JOSH & SEN SAVE THE MULTIVERSE
Book 1: The Path of One
Chapter 1: Sen Is in Hell!
Great things were expected of Senyak Marztanak, the second seeded heir of Tenyak Marztanak, the Steward Hegemon of the entire Polar Neutral Iteration. But Senyak was failing. Not just slightly failing . . . full-on, lose-his-place-in-the-hierarchy and find-a-new-iteration-of-origin failing.
Senyak and Damni had taken on their first joint Masters’ mission to stop an individual chaos actor who was harvesting mortal soul essence from victims of genocides that the chaos actor, himself, was facilitating.
The Masters were a loosely associated group of Immortals whose goal was to prevent the probable extinction of all sapient-mortal life from the multiverse. Damni, Senyak’s Ka bond, believed in their goal. So Senyak did out of necessity. Such was Ka bond, and Damni was a worthy Ka bond.
Senyak had initially thought their joint mission would only take him away from his responsibilities in the Marztanak Hegemoncy for one, maybe two Ka nexus revolutions, a mere twenty-five to fifty local solar rotations. An unnoticeable time for Immortals like them.

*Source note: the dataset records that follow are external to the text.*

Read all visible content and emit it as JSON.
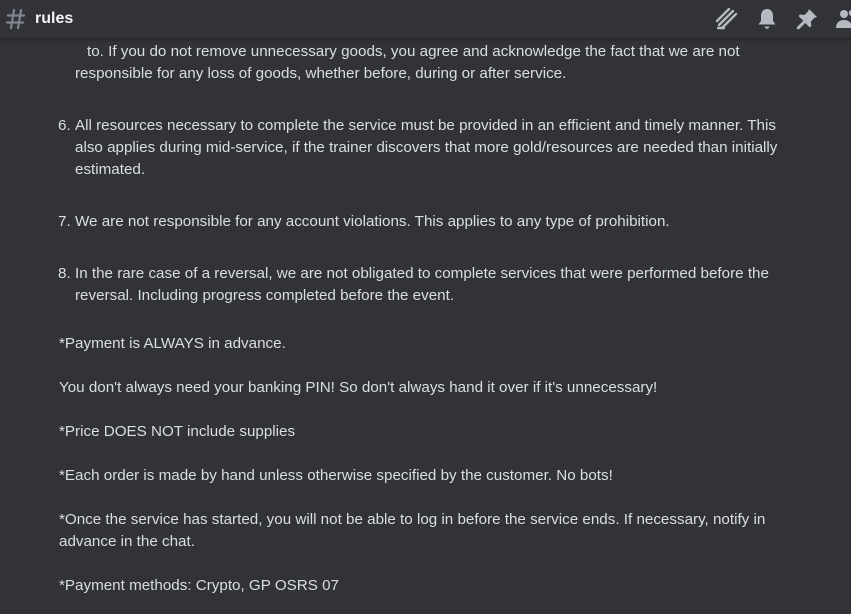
{
  "header": {
    "channel_name": "rules",
    "icons": [
      "threads-icon",
      "bell-icon",
      "pin-icon",
      "members-icon"
    ]
  },
  "colors": {
    "background": "#313338",
    "text": "#dbdee1",
    "header_text": "#f2f3f5",
    "icon": "#b5bac1"
  },
  "rules": {
    "item5_cont": {
      "l1": "to. If you do not remove unnecessary goods, you agree and acknowledge the fact that we are not",
      "l2": "responsible for any loss of goods, whether before, during or after service."
    },
    "item6": {
      "number": "6.",
      "l1": "All resources necessary to complete the service must be provided in an efficient and timely manner. This",
      "l2": "also applies during mid-service, if the trainer discovers that more gold/resources are needed than initially",
      "l3": "estimated."
    },
    "item7": {
      "number": "7.",
      "l1": "We are not responsible for any account violations. This applies to any type of prohibition."
    },
    "item8": {
      "number": "8.",
      "l1": "In the rare case of a reversal, we are not obligated to complete services that were performed before the",
      "l2": "reversal. Including progress completed before the event."
    }
  },
  "notes": {
    "payment": "*Payment is ALWAYS in advance.",
    "pin": "You don't always need your banking PIN! So don't always hand it over if it's unnecessary!",
    "price": "*Price DOES NOT include supplies",
    "hand": "*Each order is made by hand unless otherwise specified by the customer. No bots!",
    "login_l1": "*Once the service has started, you will not be able to log in before the service ends. If necessary, notify in",
    "login_l2": "advance in the chat.",
    "methods": "*Payment methods: Crypto, GP OSRS 07"
  }
}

Upon arrival through the aspect doorway, Senyak’s plan was to wrap up the mission quickly by trouncing the adharmic, genocidal cur in a duel for the iteration. He would beat him into a state of Ka exhaustion, which required him to return to his iteration of origin to replace his lost cultivation, then Senyak could return to the Immortal Core iterations before he was missed. No muss . . . no fuss! Defeating the chaos actor would not be difficult for Senyak, given his Immortal focus as a combat specialist. The plan played to Senyak’s strengths . . . what could go wrong?
* * * * *
Sen and Damni had tracked the chaos actor‘s location via his immortal Ka signature, using their Ethos Combis. Combis were Immortal Ka constructs, obtained at the time of transcendence to immortality, which linked Immortals with all matter, energy, context, and meaning in any iteration they presently existed in. Combis provided information on probabilities of events, locations of all items, material or immaterial, and knowledge of all outcomes from performed or anticipated actions.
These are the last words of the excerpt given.